Op 20 februari 2020 heeft de Rechtbank Gelderland in Zutphen uitspraak gedaan in een strafzaak tegen een 61-jarige man, die werd beschuldigd van grooming en het verstrekken van schadelijke video’s aan minderjarigen. De rechtbank sprak de verdachte vrij van beide tenlastegelegde feiten. Ten aanzien van het eerste parketnummer, 05/213595-19, werd de verdachte beschuldigd van het voorstellen van een ontmoeting aan een minderjarige, met het oogmerk ontuchtige handelingen te verrichten. De rechtbank oordeelde dat de tenlastelegging niet wettig en overtuigend kon worden bewezen, omdat de voorstellen om elkaar te ontmoeten waren gedaan aan de tante van het slachtoffer, die zich voordeed als minderjarige. De rechtbank merkte op dat de wetgever met een wetswijziging in 2019 niet had voorzien in deze situatie, waardoor de verdachte niet kon worden veroordeeld.

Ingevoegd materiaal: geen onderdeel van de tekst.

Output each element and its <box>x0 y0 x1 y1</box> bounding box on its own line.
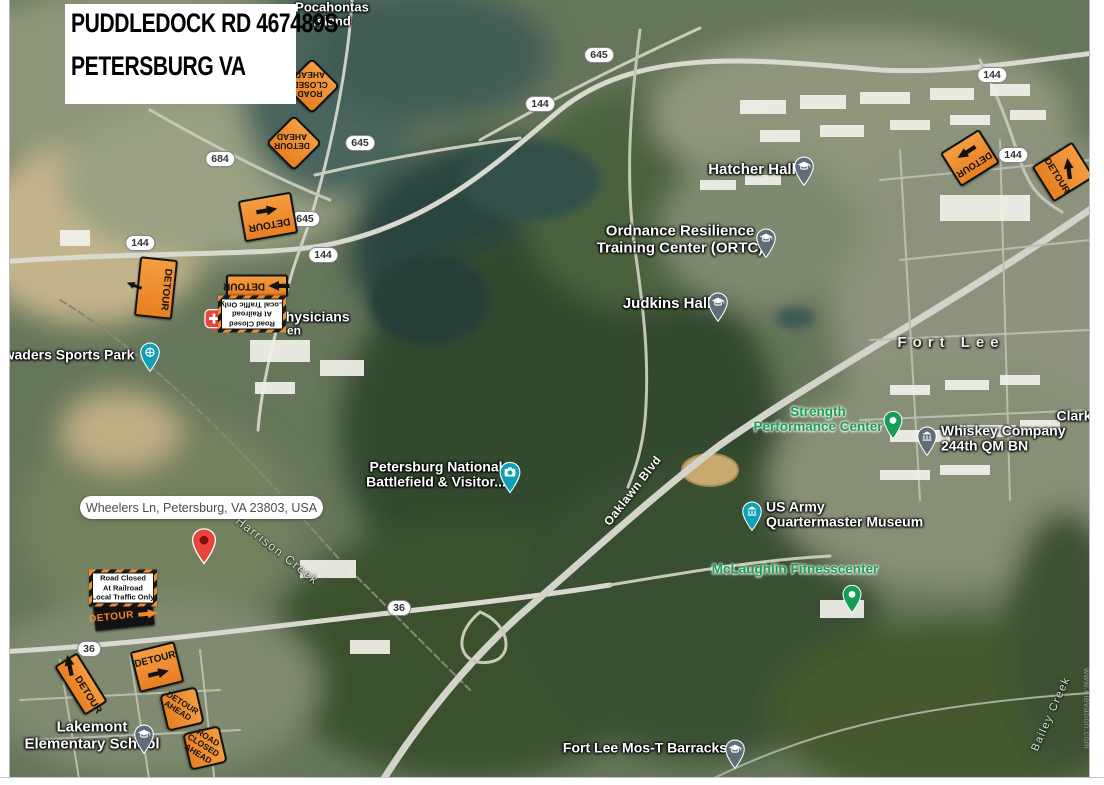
place-label-fort-lee: Fort Lee <box>897 335 1004 352</box>
title-card: PUDDLEDOCK RD 467489S PETERSBURG VA <box>65 4 296 104</box>
sign-road-closed-ahead-tilted: ROADCLOSEDAHEAD <box>179 722 227 770</box>
sign-detour-vertical: DETOUR <box>134 256 178 320</box>
route-shield-144: 144 <box>125 235 155 251</box>
place-label-us-army-quartermaster-museum[interactable]: US ArmyQuartermaster Museum <box>766 500 923 531</box>
address-info-bubble[interactable]: Wheelers Ln, Petersburg, VA 23803, USA <box>80 496 323 519</box>
place-label-clark-clipped[interactable]: Clark <box>1056 408 1091 423</box>
sign-road-closed-placard: Road ClosedAt RailroadLocal Traffic Only <box>89 570 157 607</box>
detour-arrow-icon <box>254 202 280 219</box>
place-label-swaders-sports-park[interactable]: waders Sports Park <box>4 347 135 362</box>
route-shield-684: 684 <box>205 151 235 167</box>
place-label-mclaughlin-fitnesscenter[interactable]: McLaughlin Fitnesscenter <box>712 563 879 578</box>
route-shield-144: 144 <box>525 96 555 112</box>
marker-judkins-hall-school[interactable] <box>707 292 729 322</box>
place-label-physicians[interactable]: Physicians <box>276 309 349 324</box>
detour-arrow-icon <box>267 280 291 293</box>
route-shield-144: 144 <box>998 147 1028 163</box>
detour-arrow-icon <box>58 652 81 679</box>
route-shield-645: 645 <box>584 47 614 63</box>
satellite-map-canvas[interactable]: PocahontasIslandHatcher HallOrdnance Res… <box>0 0 1104 785</box>
sign-road-closed-placard-upsidedown: Road ClosedAt RailroadLocal Traffic Only <box>218 296 286 333</box>
marker-ortc-school[interactable] <box>755 228 777 258</box>
detour-arrow-icon <box>136 607 159 621</box>
route-shield-36: 36 <box>77 641 101 657</box>
marker-swaders-sports-park[interactable] <box>139 342 161 372</box>
marker-wheelers-ln-destination[interactable] <box>191 528 217 565</box>
marker-strength-center-pin[interactable] <box>883 411 904 440</box>
place-label-strength-performance-center[interactable]: StrengthPerformance Center <box>753 405 882 435</box>
title-city: PETERSBURG VA <box>71 51 242 82</box>
detour-arrow-icon <box>125 280 144 291</box>
place-label-physicians-fragment: en <box>287 324 301 337</box>
route-shield-144: 144 <box>308 247 338 263</box>
place-label-judkins-hall[interactable]: Judkins Hall <box>623 296 711 313</box>
watermark-url: www.elevation.com <box>1082 668 1092 749</box>
page-border-bottom <box>0 777 1104 785</box>
page-border-left <box>0 0 10 785</box>
place-label-whiskey-company-244th-qm-bn[interactable]: Whiskey Company244th QM BN <box>941 424 1065 455</box>
route-shield-36: 36 <box>387 600 411 616</box>
marker-quartermaster-museum[interactable] <box>741 501 763 531</box>
marker-lakemont-school[interactable] <box>133 724 155 754</box>
place-label-ordnance-resilience-training-center[interactable]: Ordnance ResilienceTraining Center (ORTC… <box>597 224 764 257</box>
place-label-hatcher-hall[interactable]: Hatcher Hall <box>708 162 796 179</box>
marker-hatcher-hall-school[interactable] <box>793 156 815 186</box>
marker-mclaughlin-pin[interactable] <box>842 585 863 614</box>
marker-battlefield-visitor-center[interactable] <box>499 461 522 493</box>
marker-mos-t-barracks-school[interactable] <box>724 739 746 769</box>
sign-detour-ahead-upsidedown: DETOURAHEAD <box>266 115 318 167</box>
place-label-petersburg-national-battlefield[interactable]: Petersburg NationalBattlefield & Visitor… <box>366 460 506 491</box>
route-shield-144: 144 <box>977 67 1007 83</box>
map-screenshot: { "title_card": {"line1": "PUDDLEDOCK RD… <box>0 0 1104 785</box>
marker-whiskey-company-museum[interactable] <box>916 426 938 456</box>
title-road-name: PUDDLEDOCK RD 467489S <box>71 8 242 39</box>
place-label-fort-lee-mos-t-barracks[interactable]: Fort Lee Mos-T Barracks <box>563 740 727 755</box>
route-shield-645: 645 <box>345 135 375 151</box>
sign-detour-flipped-b: DETOUR <box>226 275 288 298</box>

In het tweede parketnummer, 05/285139-19, werd de verdachte beschuldigd van het verstrekken van schadelijke video’s aan een andere minderjarige. De rechtbank kon echter niet vaststellen dat het feit op de tenlastegelegde datum had plaatsgevonden, noch dat de verdachte wist of redelijkerwijs moest vermoeden dat de persoon aan wie hij de video’s had gestuurd jonger was dan 16 jaar. Hierdoor kon ook dit feit niet wettig en overtuigend worden bewezen.
De rechtbank concludeerde dat de verdachte van beide feiten moest worden vrijgesproken, en het vonnis werd uitgesproken door een meervoudige kamer, bestaande uit drie rechters, in aanwezigheid van de griffier.